Comparison of real-time quantitative PCR and two digital PCR platforms to detect copy number variation in FCGR3B

Abstract

The importance of structural genetic variants, such as copy number variations (CNVs), in modulating human disease is being increasingly recognized. Several clinical conditions require investigation of human neutrophil antigen (HNA-1), which is encoded by the Fc gamma receptor IIIb gene (FCGR3B), including suspicion of neutropenia, infections, and proactive testing of blood component donors to reduce the potential risk in transfusion. In this study, we compared real-time quantitative polymerase chain reaction (qPCR) with two digital PCR (dPCR) platforms, namely droplet digital PCR and an array-based platform, to determine copy numbers (CNs) in FCGR3B. We initially tested 400 anonymous blood donors with qPCR using a commercially available TaqMan probe assay (Applied Biosystems) on a Quant Studio 12 Flex.
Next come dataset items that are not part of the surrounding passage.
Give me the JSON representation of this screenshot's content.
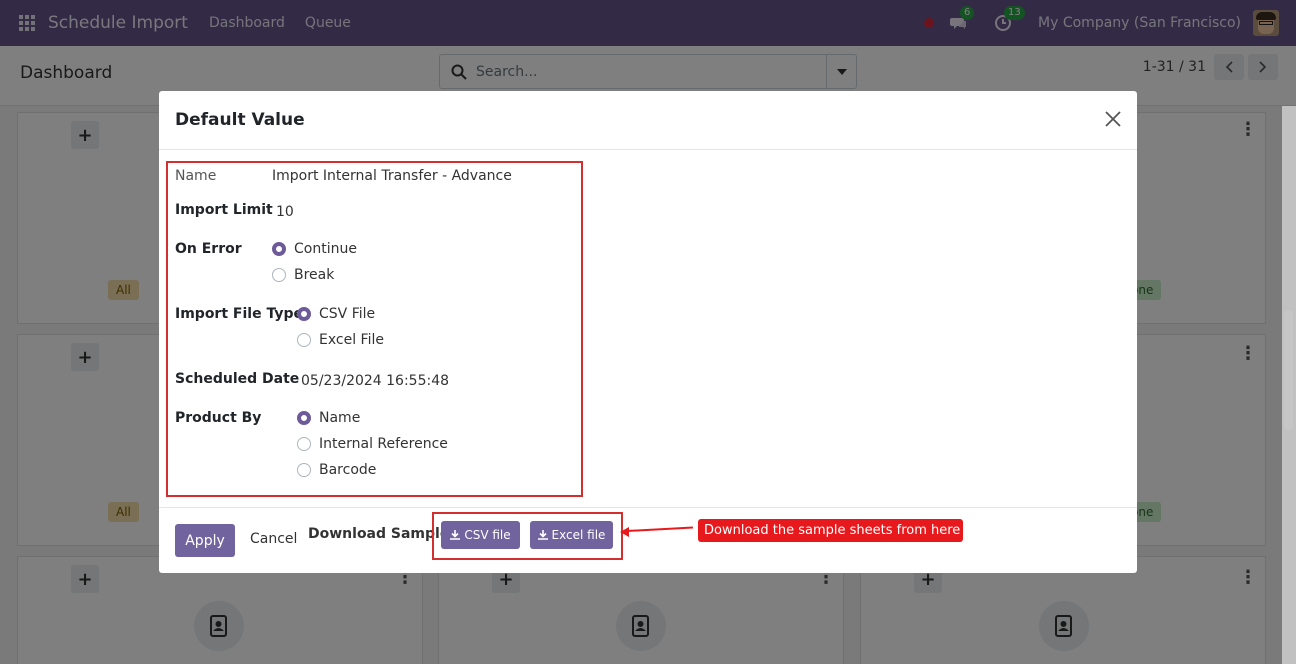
{
  "navbar": {
    "app_title": "Schedule Import",
    "links": [
      "Dashboard",
      "Queue"
    ],
    "chat_badge": "6",
    "activity_badge": "13",
    "company": "My Company (San Francisco)"
  },
  "control_panel": {
    "breadcrumb": "Dashboard",
    "search_placeholder": "Search...",
    "pager": "1-31 / 31"
  },
  "background": {
    "tags": [
      "All",
      "one",
      "All",
      "one"
    ],
    "plus": "+"
  },
  "modal": {
    "title": "Default Value",
    "fields": {
      "name_label": "Name",
      "name_value": "Import Internal Transfer - Advance",
      "import_limit_label": "Import Limit",
      "import_limit_value": "10",
      "on_error_label": "On Error",
      "on_error_options": [
        "Continue",
        "Break"
      ],
      "on_error_selected": "Continue",
      "file_type_label": "Import File Type",
      "file_type_options": [
        "CSV File",
        "Excel File"
      ],
      "file_type_selected": "CSV File",
      "scheduled_date_label": "Scheduled Date",
      "scheduled_date_value": "05/23/2024 16:55:48",
      "product_by_label": "Product By",
      "product_by_options": [
        "Name",
        "Internal Reference",
        "Barcode"
      ],
      "product_by_selected": "Name"
    },
    "footer": {
      "apply": "Apply",
      "cancel": "Cancel",
      "download_label": "Download Sample:",
      "csv_button": "CSV file",
      "excel_button": "Excel file"
    }
  },
  "annotation": {
    "callout_text": "Download the sample sheets from here",
    "color": "#e8191c"
  },
  "colors": {
    "navbar": "#67578c",
    "primary_button": "#71639e",
    "highlight_border": "#d32f2f"
  }
}
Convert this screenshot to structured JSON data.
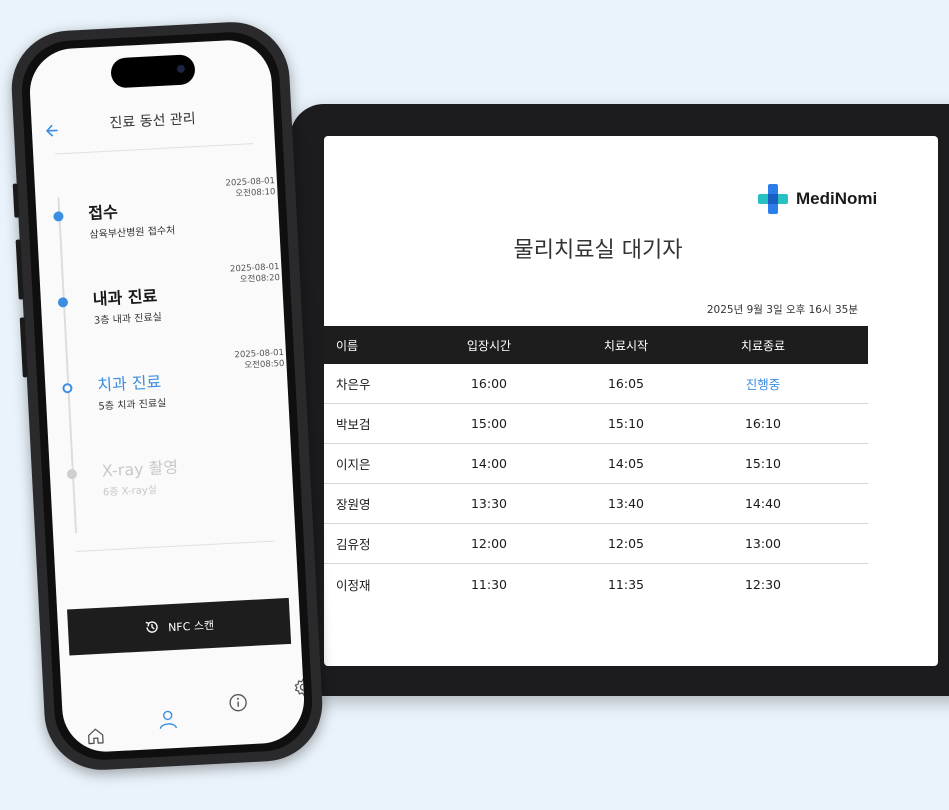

CNs was determined for all 400 tested individuals with CNs ranging from zero to four. Zero copies were detected in 0.2% (1/400), one copy was detected in 3.8% (15/400), two copies were detected in 87.8% (351/400), three copies were detected in 8.0% (32/400), and four copies were detected in 0.2% (1/400) of tested individuals. From this cohort, we selected 32 donors with CNs from zero to four for analyses with Digital Real-Time PCR (dPCR) using Lab on an array (LOAA) on an On-Point analyzer from Optolane Technologies Inc. and the Droplet Digital PCR (ddPCR) platform from Bio-Rad Laboratories. We compared the obtained CNs of FCGR3B on the three platforms and found full concordance between the CNs obtained. We therefore conclude that all three platforms can be used for quantification of CNs for FCGR3B, and although dPCR has some advantages over qPCR, it was not necessary for reliably estimating CNs of the FCGR3B gene.